Pasalnya, laporan resmi terkait dugaan penyimpangan proyek tersebut telah disampaikan ke Kejaksaan Tinggi (Kejati) Gorontalo pada 23 Juni 2025. Namun hingga saat ini, pelapor mengaku belum memperoleh informasi yang jelas mengenai perkembangan penanganan laporan tersebut.
Pelapor menilai proyek yang dibangun menggunakan uang negara itu patut mendapat perhatian serius aparat penegak hukum karena diduga tidak berfungsi sebagaimana tujuan pembangunannya.

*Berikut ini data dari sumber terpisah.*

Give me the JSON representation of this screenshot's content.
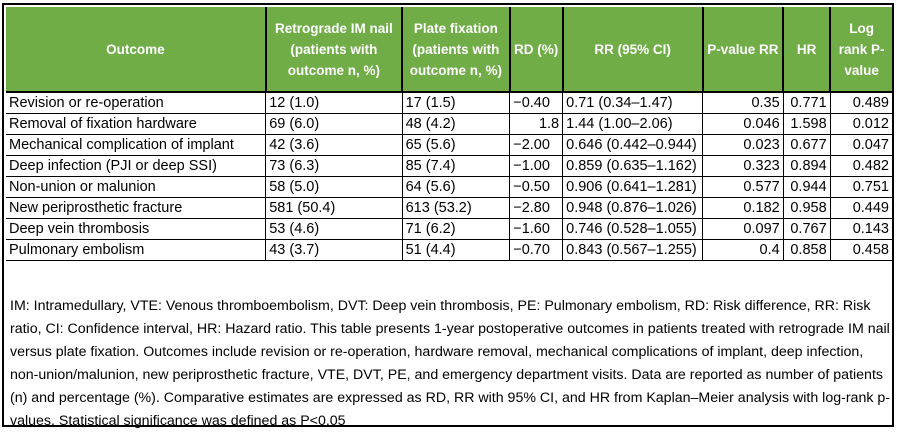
{
  "headers": [
    "Outcome",
    "Retrograde IM nail (patients with outcome n, %)",
    "Plate fixation (patients with outcome n, %)",
    "RD (%)",
    "RR (95% CI)",
    "P-value RR",
    "HR",
    "Log rank P-value"
  ],
  "rows": [
    [
      "Revision or re-operation",
      "12 (1.0)",
      "17 (1.5)",
      "−0.40",
      "0.71 (0.34–1.47)",
      "0.35",
      "0.771",
      "0.489"
    ],
    [
      "Removal of fixation hardware",
      "69 (6.0)",
      "48 (4.2)",
      "1.8",
      "1.44 (1.00–2.06)",
      "0.046",
      "1.598",
      "0.012"
    ],
    [
      "Mechanical complication of implant",
      "42 (3.6)",
      "65 (5.6)",
      "−2.00",
      "0.646 (0.442–0.944)",
      "0.023",
      "0.677",
      "0.047"
    ],
    [
      "Deep infection (PJI or deep SSI)",
      "73 (6.3)",
      "85 (7.4)",
      "−1.00",
      "0.859 (0.635–1.162)",
      "0.323",
      "0.894",
      "0.482"
    ],
    [
      "Non-union or malunion",
      "58 (5.0)",
      "64 (5.6)",
      "−0.50",
      "0.906 (0.641–1.281)",
      "0.577",
      "0.944",
      "0.751"
    ],
    [
      "New periprosthetic fracture",
      "581 (50.4)",
      "613 (53.2)",
      "−2.80",
      "0.948 (0.876–1.026)",
      "0.182",
      "0.958",
      "0.449"
    ],
    [
      "Deep vein thrombosis",
      "53 (4.6)",
      "71 (6.2)",
      "−1.60",
      "0.746 (0.528–1.055)",
      "0.097",
      "0.767",
      "0.143"
    ],
    [
      "Pulmonary embolism",
      "43 (3.7)",
      "51 (4.4)",
      "−0.70",
      "0.843 (0.567–1.255)",
      "0.4",
      "0.858",
      "0.458"
    ]
  ],
  "footnote": "IM: Intramedullary, VTE: Venous thromboembolism, DVT: Deep vein thrombosis, PE: Pulmonary embolism, RD: Risk difference, RR: Risk ratio, CI: Confidence interval, HR: Hazard ratio. This table presents 1-year postoperative outcomes in patients treated with retrograde IM nail versus plate fixation. Outcomes include revision or re-operation, hardware removal, mechanical complications of implant, deep infection, non-union/malunion, new periprosthetic fracture, VTE, DVT, PE, and emergency department visits. Data are reported as number of patients (n) and percentage (%). Comparative estimates are expressed as RD, RR with 95% CI, and HR from Kaplan–Meier analysis with log-rank p-values. Statistical significance was defined as P<0.05",
  "header_color": "#70ad47"
}
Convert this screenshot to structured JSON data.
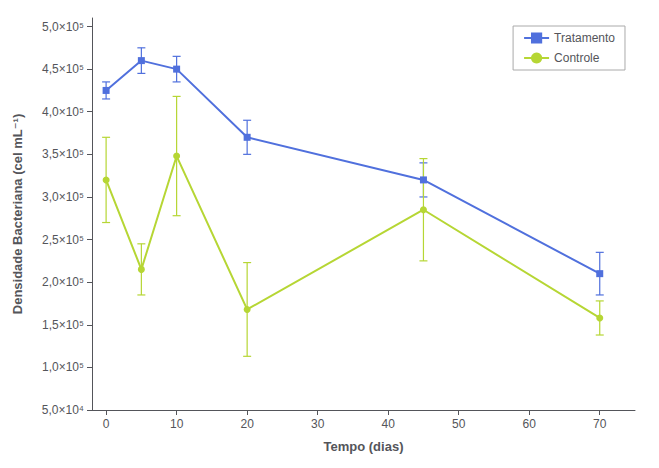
{
  "chart_data": {
    "type": "line",
    "xlabel": "Tempo (dias)",
    "ylabel": "Densidade Bacteriana (cel mL⁻¹)",
    "x": [
      0,
      5,
      10,
      20,
      45,
      70
    ],
    "series": [
      {
        "name": "Tratamento",
        "marker": "square",
        "values": [
          425000,
          460000,
          450000,
          370000,
          320000,
          210000
        ],
        "errors": [
          10000,
          15000,
          15000,
          20000,
          20000,
          25000
        ]
      },
      {
        "name": "Controle",
        "marker": "circle",
        "values": [
          320000,
          215000,
          348000,
          168000,
          285000,
          158000
        ],
        "errors": [
          50000,
          30000,
          70000,
          55000,
          60000,
          20000
        ]
      }
    ],
    "xlim": [
      -2,
      75
    ],
    "xticks": [
      0,
      10,
      20,
      30,
      40,
      50,
      60,
      70
    ],
    "ylim": [
      50000,
      510000
    ],
    "yticks": [
      {
        "value": 50000,
        "label": "5,0×10⁴"
      },
      {
        "value": 100000,
        "label": "1,0×10⁵"
      },
      {
        "value": 150000,
        "label": "1,5×10⁵"
      },
      {
        "value": 200000,
        "label": "2,0×10⁵"
      },
      {
        "value": 250000,
        "label": "2,5×10⁵"
      },
      {
        "value": 300000,
        "label": "3,0×10⁵"
      },
      {
        "value": 350000,
        "label": "3,5×10⁵"
      },
      {
        "value": 400000,
        "label": "4,0×10⁵"
      },
      {
        "value": 450000,
        "label": "4,5×10⁵"
      },
      {
        "value": 500000,
        "label": "5,0×10⁵"
      }
    ],
    "grid": false,
    "legend": "upper right"
  }
}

Sejumlah dokumentasi yang beredar menunjukkan adanya kerusakan pada bagian konstruksi, sedimentasi, hingga dampak banjir yang masih terjadi di wilayah sekitar saat curah hujan tinggi. Kondisi tersebut memunculkan dugaan bahwa proyek yang menelan anggaran puluhan miliar rupiah itu tidak memberikan manfaat optimal bagi masyarakat.
“Yang kami pertanyakan bukan hanya kondisi fisik bangunan, tetapi juga bagaimana penggunaan anggaran negara dalam proyek tersebut. Karena itu laporan telah kami sampaikan secara resmi dan kami berharap ada kepastian mengenai tindak lanjutnya,” ujar pelapor.
Menurutnya, apabila ditemukan adanya unsur pelanggaran hukum dalam pelaksanaan proyek, maka pihak-pihak yang bertanggung jawab harus dimintai pertanggungjawaban sesuai ketentuan yang berlaku.
Pelapor juga meminta Kejati Gorontalo memberikan penjelasan kepada publik terkait status laporan yang telah disampaikan sejak Juni 2025 tersebut. Transparansi dinilai penting agar tidak menimbulkan spekulasi di tengah masyarakat.
Selain itu, masyarakat berharap aparat penegak hukum dapat melakukan pendalaman secara profesional terhadap seluruh pihak yang terlibat dalam perencanaan, pengawasan, maupun pelaksanaan proyek apabila ditemukan indikasi kerugian keuangan negara.
“Ini menyangkut uang rakyat. Jika memang tidak ada masalah, sampaikan kepada publik. Jika ada indikasi pelanggaran, proses sesuai hukum yang berlaku. Yang dibutuhkan masyarakat adalah kepastian,” tegasnya.
Hingga berita ini diterbitkan, pihak Kejaksaan Tinggi Gorontalo belum memberikan keterangan resmi terkait perkembangan laporan dugaan proyek gagal pembangunan Cek Dam Rp43 miliar tersebut.